What do you think you can cook fromeggplants? For example, eggplants can be fried, put out, bake in the oven. And from them you can make an unusual snack with the taste of mushrooms and even cook jam! The last two recipes for unusual dishes from eggplant are offered to you.

Marinated "mushrooms" from aubergines

Ingredients:

  • 3 large eggplants;
  • 3 heads of onions;
  • 1 head of garlic;
  • 3 pinches of dry dill;
  • vegetable oil.

Marinade:

  • 2 tbsp. l. table vinegar (9%);
  • 1 tsp. Sahara;
  • 1 tsp. salts;
  • 2 leaves of a laurel;
  • 5-6 peas of black pepper;
  • 1 tbsp. water.

Preparation:

  1. Mine and peel the aubergines from the rind and cut them into circles about 2 centimeters thick.
  2. Pour them a large salt and put in a colander to stack a bitter juice.
  3. After half an hour the aubergines are washed in cold water and, without squeezing, leave the drain for 5 minutes.
  4. In a frying pan, we heat the vegetable oil and in small portions quickly fry the eggplant from both sides.
  5. We take it out of the frying pan and leave it to cool.
  6. Cut half-rings with peeled onions.
  7. We clean garlic and cut it into slices.
  8. In a high pot or jar, lay eggplant and onions in layers, pouring each layer with dill and garlic. The lower and upper layers are onions.
  9. Fill all the boiling marinade and leave for 2-3 hours at room temperature, after which for a day we clean the eggplant in the refrigerator.
  10. After a day you can try the snack.
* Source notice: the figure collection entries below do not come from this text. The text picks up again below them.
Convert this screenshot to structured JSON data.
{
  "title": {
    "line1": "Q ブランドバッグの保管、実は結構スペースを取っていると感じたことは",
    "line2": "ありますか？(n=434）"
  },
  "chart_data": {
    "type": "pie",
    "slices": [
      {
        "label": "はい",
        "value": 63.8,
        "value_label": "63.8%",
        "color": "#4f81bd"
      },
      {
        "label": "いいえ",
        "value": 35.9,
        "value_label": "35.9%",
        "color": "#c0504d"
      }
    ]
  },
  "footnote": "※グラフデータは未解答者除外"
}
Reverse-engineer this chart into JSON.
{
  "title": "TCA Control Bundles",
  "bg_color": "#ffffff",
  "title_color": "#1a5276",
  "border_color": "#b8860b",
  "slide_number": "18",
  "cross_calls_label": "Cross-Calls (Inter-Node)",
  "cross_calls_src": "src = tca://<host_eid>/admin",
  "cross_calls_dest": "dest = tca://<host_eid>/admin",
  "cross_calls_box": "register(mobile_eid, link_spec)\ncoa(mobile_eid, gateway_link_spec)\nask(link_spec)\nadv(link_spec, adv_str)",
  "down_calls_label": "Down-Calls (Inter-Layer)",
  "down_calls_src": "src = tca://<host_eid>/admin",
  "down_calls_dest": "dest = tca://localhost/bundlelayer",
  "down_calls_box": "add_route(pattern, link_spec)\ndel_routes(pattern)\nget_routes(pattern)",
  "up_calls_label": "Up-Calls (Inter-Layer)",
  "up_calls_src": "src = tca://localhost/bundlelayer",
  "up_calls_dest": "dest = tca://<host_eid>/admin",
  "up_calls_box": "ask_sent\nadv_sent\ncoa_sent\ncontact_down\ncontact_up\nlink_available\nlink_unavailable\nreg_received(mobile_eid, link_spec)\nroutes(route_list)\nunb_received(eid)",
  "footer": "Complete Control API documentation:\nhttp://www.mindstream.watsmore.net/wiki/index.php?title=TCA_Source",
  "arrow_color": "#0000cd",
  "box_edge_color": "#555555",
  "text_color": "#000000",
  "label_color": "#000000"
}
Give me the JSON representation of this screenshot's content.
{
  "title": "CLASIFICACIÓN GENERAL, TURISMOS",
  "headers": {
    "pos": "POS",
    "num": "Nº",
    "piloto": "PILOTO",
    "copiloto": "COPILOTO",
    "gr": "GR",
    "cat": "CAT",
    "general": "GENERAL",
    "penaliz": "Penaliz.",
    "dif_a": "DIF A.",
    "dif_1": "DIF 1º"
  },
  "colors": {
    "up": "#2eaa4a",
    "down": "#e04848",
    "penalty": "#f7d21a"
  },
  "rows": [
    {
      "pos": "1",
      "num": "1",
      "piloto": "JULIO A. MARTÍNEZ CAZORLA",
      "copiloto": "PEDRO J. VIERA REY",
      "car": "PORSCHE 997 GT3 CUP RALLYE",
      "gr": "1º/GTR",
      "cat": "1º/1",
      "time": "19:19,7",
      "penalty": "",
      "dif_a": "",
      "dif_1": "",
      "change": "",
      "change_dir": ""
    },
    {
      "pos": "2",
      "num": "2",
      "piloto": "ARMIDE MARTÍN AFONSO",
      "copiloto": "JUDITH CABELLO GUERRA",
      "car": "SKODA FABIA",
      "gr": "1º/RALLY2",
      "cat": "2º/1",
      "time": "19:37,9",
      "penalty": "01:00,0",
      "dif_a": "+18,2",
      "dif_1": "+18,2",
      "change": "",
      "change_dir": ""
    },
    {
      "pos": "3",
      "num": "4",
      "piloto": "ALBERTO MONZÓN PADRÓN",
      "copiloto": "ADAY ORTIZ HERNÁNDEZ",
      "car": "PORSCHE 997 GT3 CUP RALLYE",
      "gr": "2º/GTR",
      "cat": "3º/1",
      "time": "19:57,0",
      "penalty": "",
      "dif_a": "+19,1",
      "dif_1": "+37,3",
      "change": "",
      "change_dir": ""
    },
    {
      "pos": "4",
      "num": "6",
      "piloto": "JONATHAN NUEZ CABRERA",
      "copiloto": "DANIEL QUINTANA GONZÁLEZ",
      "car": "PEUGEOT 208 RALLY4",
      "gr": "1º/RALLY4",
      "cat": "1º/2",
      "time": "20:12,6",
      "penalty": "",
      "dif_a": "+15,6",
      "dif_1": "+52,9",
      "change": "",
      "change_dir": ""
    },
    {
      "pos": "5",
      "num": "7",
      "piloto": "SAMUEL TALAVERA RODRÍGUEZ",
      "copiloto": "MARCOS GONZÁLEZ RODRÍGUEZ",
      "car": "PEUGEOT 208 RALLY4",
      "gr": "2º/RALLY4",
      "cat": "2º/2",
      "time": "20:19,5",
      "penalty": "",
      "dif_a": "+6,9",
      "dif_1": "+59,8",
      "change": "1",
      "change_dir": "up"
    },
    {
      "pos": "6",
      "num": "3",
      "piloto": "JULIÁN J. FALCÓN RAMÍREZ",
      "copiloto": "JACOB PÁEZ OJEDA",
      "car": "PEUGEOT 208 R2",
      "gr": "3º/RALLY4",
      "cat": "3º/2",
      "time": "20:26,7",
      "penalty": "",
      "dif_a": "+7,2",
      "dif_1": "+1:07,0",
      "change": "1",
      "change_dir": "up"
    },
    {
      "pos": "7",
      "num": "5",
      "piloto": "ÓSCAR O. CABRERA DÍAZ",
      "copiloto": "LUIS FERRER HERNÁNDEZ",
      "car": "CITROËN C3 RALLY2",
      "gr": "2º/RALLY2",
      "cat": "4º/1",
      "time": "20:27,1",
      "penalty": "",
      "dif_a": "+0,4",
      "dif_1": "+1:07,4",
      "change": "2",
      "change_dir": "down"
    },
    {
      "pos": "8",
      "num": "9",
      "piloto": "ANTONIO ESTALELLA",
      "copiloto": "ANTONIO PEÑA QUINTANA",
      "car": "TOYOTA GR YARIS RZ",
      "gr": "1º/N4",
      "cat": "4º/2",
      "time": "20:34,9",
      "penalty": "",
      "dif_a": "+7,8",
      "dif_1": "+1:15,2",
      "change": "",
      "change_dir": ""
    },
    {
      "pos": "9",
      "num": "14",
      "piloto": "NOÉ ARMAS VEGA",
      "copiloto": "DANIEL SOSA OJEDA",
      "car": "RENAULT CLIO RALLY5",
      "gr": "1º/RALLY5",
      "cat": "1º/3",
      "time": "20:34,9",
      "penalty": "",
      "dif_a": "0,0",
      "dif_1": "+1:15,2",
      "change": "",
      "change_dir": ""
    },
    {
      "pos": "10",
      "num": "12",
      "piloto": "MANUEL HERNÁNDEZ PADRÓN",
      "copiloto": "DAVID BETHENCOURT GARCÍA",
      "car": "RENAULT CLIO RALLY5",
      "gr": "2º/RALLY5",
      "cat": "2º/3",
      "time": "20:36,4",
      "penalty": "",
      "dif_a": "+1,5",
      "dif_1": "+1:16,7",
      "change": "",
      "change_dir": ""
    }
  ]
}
But it's better to let her brew for a few more days.

Jam from eggplant

Ingredients:

  • 12 medium aubergines;
  • 1.2 kg of sugar;
  • 7 tbsp. water;
  • 1 tsp. soda;
  • 1 pinch of vanillin.

Preparation:

  1. Mine, we clean, cut in half (along) the eggplant and pierce them through a fork in several places.
  2. Dissolve the soda in 1 glass of hot water and add 4 more glasses of cold water to the solution.
  3. Eggplants put in soda solution and leave for 6 hours, after which we wash the soaked eggplants in running cold water.
  4. Half of the sugar is poured into the pan, add 2 cups of water and simmer the syrup for 15 minutes.
  5. In boiling syrup lay the eggplants and cook them for another 15 minutes.
  6. Turn off the heat and leave the eggplant in the syrup for 12 hours.
  7. Again, put the jam on a slow fire, add the remaining sugar and continue to cook for 3 more hours.
  8. At the end of cooking, add vanillin, stir and turn off the fire.
  9. We pour hot jam on the cans and cork.